7- Sabah vakti uyanık olmak. Hadis-i Şerif “Sabah uykusu rızka manidir” (Tergib) Yani bir müslüman sabah namazını ve manevi ilticalarını ihmal etmemelidir.
8- Vakıa suresini okumaya devam etmek. Hadisi Şerif “Kim ki vakıa süresini her gece okursa ona ebediyyen sefalet isabet etmez, kim ki bu sureyi her sabah okursa ona ebediyyen fakirlik yaklaşmaz.” (Havassul Kuran-İmamı Ya’fi)
9- Kuşluk namazına devam etmek.
10- Kazancın da helal olması gerekir. Az da olsa haram karışmasına engel olmak.

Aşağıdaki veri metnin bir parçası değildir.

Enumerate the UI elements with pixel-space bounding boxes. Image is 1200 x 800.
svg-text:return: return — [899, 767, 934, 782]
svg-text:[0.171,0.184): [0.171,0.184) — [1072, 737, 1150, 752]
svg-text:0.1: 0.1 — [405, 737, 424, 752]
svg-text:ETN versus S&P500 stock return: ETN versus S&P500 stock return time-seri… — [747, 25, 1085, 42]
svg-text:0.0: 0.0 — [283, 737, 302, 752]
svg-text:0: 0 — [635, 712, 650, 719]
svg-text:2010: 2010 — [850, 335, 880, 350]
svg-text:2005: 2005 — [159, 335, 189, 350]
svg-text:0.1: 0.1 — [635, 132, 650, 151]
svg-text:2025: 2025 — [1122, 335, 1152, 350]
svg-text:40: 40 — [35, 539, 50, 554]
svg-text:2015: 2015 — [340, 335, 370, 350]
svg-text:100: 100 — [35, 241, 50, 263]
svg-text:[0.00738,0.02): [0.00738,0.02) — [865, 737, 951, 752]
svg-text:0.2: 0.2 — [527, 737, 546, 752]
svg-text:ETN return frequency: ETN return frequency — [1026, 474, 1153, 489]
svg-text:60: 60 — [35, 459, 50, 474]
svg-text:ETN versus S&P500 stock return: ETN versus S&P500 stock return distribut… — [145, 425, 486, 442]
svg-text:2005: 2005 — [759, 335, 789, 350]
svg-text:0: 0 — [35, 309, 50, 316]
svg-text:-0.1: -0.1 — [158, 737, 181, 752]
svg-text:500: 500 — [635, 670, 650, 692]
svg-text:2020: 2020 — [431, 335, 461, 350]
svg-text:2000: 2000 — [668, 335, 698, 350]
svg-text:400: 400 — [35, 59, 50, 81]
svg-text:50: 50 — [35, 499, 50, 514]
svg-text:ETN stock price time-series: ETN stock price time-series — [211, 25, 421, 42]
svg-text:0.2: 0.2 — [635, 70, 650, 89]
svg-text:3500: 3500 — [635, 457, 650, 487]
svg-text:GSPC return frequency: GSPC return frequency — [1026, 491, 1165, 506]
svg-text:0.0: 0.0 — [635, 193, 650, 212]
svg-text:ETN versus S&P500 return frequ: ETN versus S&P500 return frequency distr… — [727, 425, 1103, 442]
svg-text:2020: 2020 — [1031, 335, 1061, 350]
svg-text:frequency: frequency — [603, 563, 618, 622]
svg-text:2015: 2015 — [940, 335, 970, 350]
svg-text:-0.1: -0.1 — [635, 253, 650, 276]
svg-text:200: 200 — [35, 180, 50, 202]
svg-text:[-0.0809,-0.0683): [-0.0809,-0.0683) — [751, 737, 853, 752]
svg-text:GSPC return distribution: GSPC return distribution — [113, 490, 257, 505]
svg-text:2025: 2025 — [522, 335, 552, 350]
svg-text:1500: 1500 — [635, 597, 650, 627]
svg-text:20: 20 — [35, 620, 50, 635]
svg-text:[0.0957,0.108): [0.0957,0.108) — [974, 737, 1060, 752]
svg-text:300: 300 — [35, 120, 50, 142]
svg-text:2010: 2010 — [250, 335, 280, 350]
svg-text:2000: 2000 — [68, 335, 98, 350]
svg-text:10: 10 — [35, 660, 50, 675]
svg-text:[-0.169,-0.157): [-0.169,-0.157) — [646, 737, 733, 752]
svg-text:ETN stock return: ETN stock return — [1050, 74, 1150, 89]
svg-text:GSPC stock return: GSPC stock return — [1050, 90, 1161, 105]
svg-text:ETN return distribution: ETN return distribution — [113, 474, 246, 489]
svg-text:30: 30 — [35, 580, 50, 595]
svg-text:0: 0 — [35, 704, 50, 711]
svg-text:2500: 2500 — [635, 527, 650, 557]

11- Akrabaları ziyaret etmek, onların maddi ve manevi ihtiyaçlarına yardımcı olmak.
12- Misafir kabul etmek, özellikle fakir ve muhtaçlara destek olmak ve onları evine alarak bir yudum su da olsa ikramda bulunmak.
Hırs etmemek, tevekkül ve kanaat etmek
Hırs, sebeb-i haybettir ve illet ve zillettir ve mahrumiyet ve sefaleti getirir. Evet her milletten ziyade hırs ile dünyaya saldıran Yahudi Milletinin zillet ve sefaleti, bu hükme bir şahid-i katı'dır. Evet hırs, zîhayat âleminde en geniş bir daireden tut, tâ en cüz'î bir ferde kadar sû'-i tesirini gösterir.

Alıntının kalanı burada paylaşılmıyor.